There are different methods of fermentation across the world, but the one that is key in Japan – and particularly in Akita – uses koji (aspergillus oryzae) bacteria as the catalyst. Thanks to the skills of local artisans, who harness the power of koji, the area’s fermentation culture has deepened over hundreds of years.
Miso, soy sauce, sake, hatahata-sushi are some of Akita’s defining fermented products. On a recent trip to Akita, I wanted to do more than just taste or buy these products, but gain a greater understanding of how they are made and the artisans behind them.
Modern design sensibilities align with traditional foundations.
When the light dims at dusk, the doors to the garden of Yamamo Miso and Soy Sauce Brewery sparkle with the reflection of the cafe’s elegant chandelier, with the twinkle overlaying the textures of the traditional garden outside.
“The garden was built by my great-grandfather,” says Yasushi Takahashi, 7th-generation owner of Yamamo. He picks up a sepia-toned photograph of an older man sitting on a chair in a traditional garden, and points to a spot in the garden.
“He’s sitting over there, in front of the annex my father built for him. He faces the forest nearby where the water spirit lives, according to ancient folklore.”
In 1867, Takahashi’s ancestors founded the soy sauce and miso brewery because of the pristine water available from the nearby Minase River; the garden is a homage to the water spirit, the guardian of the source of their livelihood.
Takahashi took over Yamamo in 2006 at the age of just 27, fresh from studying architectural engineering and traveling the world. His sense of design and worldliness echo throughout the seven rooms of the immaculately maintained brewery. The buildings’ dramatic timber beams and traditional earthen floors have chic modern trimmings. There are also new additions to the brewery, like the stylish cafe and open kitchen, the elegant gallery, and the company’s Good Design Award-winning product packaging – all Takahashi’s contributions.
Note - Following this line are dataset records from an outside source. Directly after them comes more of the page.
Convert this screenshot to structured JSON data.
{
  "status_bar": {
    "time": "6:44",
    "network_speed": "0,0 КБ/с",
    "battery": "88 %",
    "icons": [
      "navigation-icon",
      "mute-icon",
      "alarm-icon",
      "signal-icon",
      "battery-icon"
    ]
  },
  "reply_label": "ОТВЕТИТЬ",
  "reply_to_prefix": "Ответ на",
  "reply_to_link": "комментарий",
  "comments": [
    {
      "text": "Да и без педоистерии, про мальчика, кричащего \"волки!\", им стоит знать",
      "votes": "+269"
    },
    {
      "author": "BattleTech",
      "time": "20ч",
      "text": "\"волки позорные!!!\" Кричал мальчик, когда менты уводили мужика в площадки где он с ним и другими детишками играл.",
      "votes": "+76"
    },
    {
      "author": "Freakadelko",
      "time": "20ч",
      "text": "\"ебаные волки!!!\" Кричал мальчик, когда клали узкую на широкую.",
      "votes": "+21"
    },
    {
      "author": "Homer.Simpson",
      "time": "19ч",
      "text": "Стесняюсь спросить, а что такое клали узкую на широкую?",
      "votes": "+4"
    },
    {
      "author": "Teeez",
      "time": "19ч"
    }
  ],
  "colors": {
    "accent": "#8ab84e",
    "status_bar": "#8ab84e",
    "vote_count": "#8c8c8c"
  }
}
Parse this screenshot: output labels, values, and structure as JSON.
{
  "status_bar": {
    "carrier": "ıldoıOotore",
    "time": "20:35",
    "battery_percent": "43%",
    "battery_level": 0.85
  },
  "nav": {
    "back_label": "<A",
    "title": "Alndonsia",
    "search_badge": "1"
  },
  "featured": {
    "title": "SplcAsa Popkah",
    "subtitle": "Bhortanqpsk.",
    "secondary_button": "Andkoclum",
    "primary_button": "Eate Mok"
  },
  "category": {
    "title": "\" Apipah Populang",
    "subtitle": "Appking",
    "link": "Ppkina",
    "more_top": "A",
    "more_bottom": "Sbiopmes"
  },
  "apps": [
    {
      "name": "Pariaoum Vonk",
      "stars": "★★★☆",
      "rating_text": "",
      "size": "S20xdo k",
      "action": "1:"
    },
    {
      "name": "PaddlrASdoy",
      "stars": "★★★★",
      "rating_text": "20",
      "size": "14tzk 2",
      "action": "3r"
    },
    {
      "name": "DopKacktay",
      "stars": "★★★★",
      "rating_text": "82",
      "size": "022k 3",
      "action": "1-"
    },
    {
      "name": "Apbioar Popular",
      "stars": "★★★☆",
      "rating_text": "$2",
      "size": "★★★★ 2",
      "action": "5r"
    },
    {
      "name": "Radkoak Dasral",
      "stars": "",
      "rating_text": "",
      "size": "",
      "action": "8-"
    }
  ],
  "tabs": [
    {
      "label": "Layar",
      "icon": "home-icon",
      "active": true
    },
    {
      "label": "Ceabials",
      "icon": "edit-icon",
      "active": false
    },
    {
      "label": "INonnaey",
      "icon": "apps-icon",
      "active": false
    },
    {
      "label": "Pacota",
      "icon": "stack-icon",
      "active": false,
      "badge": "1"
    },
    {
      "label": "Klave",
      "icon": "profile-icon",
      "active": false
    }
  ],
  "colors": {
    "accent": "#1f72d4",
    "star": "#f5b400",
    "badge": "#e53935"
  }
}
Another of Takahashi’s contributions is a brewery tour, a rarity in the world of miso and soy sauce. The tour follows the multi-step process of making soy sauce and miso, through different parts of the brewery, where each warehouse serves a different purpose.
“I want to share the world of fermentation, and local history and culture with the world,” says Takahashi.
The first room we visit on the tour, the muro, is where the crucial first step takes place: the cultivation of koji. “When we’re preparing the koji, we need to create the right environment for the bacteria we want to thrive, and which is hostile to bad bacteria. The process is very sensitive,” says Takahashi.
Next, at the moromi-gura, the room is filled with large wooden tanks of moromi, a fermenting mixture of koji rice, steamed soybeans, roasted wheat, and water. “Here, the native yeast that live in the brewery enter the tanks to create the taste,” says Takahashi.
In another, much smaller room, micro-batches of miso or soy sauce are tweaked in different ways to concoct new products. The little barrels are full of possibilities and, often, surprises – the miso fermenting the day I visit has an intriguingly tropical aroma from the variety of yeast used.
“Innovation is key to sustainability,” says Takahashi, “Since inheriting my family business, we continue to create new brews through trials,” says Takahashi. “We need to protect the traditional processes, but at the same time make small variable changes, to continue to evolve.”
Takahashi has recently discovered a new yeast strain inhabiting the atmosphere of Yamamo, thanks to this liberal mindset. He beams when telling me. To a brewer of miso and soy sauce, such a discovery is akin to the discovery of a new planet by an astronomer. This new yeast strain is particularly exciting, Takahashi explain, as it can be used to brew alcoholic drinks like sake and wine – the first yeast that can be used for both worlds.
After a walk around the garden, we finish the tour in the cafe, to taste the brewery’s traditional and new creations. The ‘Amashio’ soy sauce is the signature soy sauce of Yamamo, with a lowered level of salt, balanced by a gentle sweetness – a style characteristic of Akita soy sauce.